Ancien inspecteur des impôts et domaines radié de la fonction publique par le pouvoir pour violation de secrets d’état, Sonko est le dernier né l’opposition sénégalaise. Il porte un ambitieux projet politique de renouveau auquel beaucoup de citoyens ont adhéré. Après avoir intégré l’Assemblée Nationale, le leader de Pastef, se présentera pour la première fois à une élection présidentielle et en sortira troisième ce qui l’impose définitivement dans le champs politique.
Ousmane Sonko incarne non seulement le renouveau de la politique sénégalaise mais aussi et surtout l’espoir de cette génération décomplexée qui en a trop marre de la mal gouvernance et du néocolonialisme français qui mise sur ses valets noirs pour la poursuite de la domination coloniale.
Seul opposant, Ousmane est devenu le dernier rempart de la démocratie sénégalaise et le pouvoir se cache derrière « une affaire de viol » aux allures d’une énième machination politique très difficile à prouver aux yeux de la loi et de l’opinion. Ce dossier de « viol » donne des tournis à toute personne douée de bon sens. Une simple consultation gynécologique devait pouvoir faire jaillir la vérité sur un viol récemment perpétré sur une fille de 20 ans seulement. Au cas contraire, il resterait à manipuler encore une justice pieds et poings liés pour faire le sale boulot.
Sur cette affaire, et la carrière politique de Président de Pastef et l’avenir de ce qui reste de la démocratie sénégalaise sont en jeu. Le régime en place rêve de le détruire pour de bon son seul et irréductible opposant par un des moyens les plus abjects en vue de s’assurer de demeurer au pouvoir non pas pour 5 ans encore mais aussi longtemps que possible.
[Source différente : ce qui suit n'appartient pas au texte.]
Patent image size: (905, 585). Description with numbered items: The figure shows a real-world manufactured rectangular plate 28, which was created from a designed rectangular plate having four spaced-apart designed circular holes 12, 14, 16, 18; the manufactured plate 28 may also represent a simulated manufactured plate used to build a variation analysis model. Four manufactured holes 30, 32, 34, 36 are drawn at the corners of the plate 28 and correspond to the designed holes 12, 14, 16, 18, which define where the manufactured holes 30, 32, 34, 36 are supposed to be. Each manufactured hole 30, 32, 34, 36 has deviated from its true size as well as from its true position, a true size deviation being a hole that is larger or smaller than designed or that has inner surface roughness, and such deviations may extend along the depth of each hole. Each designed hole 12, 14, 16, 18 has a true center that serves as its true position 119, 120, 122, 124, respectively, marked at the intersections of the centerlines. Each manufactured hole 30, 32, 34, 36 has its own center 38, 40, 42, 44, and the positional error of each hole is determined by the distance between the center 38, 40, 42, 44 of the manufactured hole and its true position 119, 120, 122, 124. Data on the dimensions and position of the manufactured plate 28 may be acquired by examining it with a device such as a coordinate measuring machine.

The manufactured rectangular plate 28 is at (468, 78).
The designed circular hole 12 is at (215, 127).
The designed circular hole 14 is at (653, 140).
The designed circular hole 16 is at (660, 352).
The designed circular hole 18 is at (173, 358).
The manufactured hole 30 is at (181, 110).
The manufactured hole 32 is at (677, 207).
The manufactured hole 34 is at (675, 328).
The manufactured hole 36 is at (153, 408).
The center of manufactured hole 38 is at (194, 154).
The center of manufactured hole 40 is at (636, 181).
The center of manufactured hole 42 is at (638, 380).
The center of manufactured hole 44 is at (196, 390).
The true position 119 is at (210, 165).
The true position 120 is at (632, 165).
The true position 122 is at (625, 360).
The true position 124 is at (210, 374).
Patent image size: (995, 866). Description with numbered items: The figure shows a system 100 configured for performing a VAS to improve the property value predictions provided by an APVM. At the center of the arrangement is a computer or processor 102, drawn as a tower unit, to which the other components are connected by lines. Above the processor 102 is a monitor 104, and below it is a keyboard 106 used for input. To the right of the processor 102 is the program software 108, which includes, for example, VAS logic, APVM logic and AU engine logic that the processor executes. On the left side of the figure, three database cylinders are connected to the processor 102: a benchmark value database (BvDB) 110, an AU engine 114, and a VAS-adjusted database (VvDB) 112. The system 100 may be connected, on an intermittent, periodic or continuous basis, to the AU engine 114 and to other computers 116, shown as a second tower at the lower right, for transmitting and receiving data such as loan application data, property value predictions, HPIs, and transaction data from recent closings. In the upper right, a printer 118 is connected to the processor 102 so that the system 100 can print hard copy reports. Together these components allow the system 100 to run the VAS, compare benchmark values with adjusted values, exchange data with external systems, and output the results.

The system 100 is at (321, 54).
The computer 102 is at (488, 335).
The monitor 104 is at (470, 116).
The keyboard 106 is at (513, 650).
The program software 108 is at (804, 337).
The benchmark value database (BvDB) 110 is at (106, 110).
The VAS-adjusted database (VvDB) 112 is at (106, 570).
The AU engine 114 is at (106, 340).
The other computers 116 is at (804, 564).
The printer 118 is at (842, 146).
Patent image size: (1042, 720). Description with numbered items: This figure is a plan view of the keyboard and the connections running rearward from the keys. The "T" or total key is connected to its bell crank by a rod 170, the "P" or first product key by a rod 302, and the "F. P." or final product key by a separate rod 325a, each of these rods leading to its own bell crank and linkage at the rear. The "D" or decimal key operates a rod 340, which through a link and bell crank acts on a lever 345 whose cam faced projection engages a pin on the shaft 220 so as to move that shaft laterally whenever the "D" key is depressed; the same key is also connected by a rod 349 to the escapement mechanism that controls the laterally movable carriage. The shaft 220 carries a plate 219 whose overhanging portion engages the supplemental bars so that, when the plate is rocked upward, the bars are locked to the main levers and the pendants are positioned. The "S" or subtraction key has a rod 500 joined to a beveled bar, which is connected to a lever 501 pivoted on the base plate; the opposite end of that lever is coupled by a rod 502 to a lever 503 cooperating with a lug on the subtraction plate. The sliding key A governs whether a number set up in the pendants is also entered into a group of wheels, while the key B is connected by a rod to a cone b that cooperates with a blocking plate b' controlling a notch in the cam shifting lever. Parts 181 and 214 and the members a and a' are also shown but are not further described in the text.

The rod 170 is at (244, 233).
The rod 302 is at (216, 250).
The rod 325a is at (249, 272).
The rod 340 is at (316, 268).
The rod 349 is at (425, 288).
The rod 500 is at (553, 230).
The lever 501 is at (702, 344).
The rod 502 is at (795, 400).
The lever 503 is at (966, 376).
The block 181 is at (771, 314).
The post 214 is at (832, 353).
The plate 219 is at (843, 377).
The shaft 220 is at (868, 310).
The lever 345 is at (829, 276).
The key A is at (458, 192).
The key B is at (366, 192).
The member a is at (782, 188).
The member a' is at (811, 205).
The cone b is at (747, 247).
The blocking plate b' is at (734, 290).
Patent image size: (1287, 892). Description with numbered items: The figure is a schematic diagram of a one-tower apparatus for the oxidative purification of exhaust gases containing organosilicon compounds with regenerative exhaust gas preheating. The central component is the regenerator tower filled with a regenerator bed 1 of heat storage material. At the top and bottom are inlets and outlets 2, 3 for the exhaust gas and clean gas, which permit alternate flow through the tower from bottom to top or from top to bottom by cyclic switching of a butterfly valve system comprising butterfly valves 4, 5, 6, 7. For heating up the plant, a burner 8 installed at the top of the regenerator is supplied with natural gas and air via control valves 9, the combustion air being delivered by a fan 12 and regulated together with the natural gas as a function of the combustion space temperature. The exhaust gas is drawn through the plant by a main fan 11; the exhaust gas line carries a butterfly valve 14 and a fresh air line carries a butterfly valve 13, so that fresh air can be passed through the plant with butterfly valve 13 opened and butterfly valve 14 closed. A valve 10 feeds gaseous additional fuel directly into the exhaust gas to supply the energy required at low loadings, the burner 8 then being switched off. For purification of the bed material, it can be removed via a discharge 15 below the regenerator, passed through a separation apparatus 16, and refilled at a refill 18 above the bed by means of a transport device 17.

Le peuple a le choix de vivre soit dans une démocratie avec au moins le minimum requis, c’est-à-dire une opposition qui s’oppose dans le respect des lois, soit de s’embarquer dans une monarchie avec un roi pour assombrir, dans la durée, sa rayonnante histoire. Malheureusement ce régime s’est déjà donné tous les moyens ( Loi sur le parrainage, Loi sur l’état d’urgence, future loi sur les réseaux sociaux et les médias… ) pour le contrôle des libertés de toute nature. Il ne reste plus qu’à réussir l’ultime coup pour assommer la démocratie : abattre l’opposant Ousmane Sonko.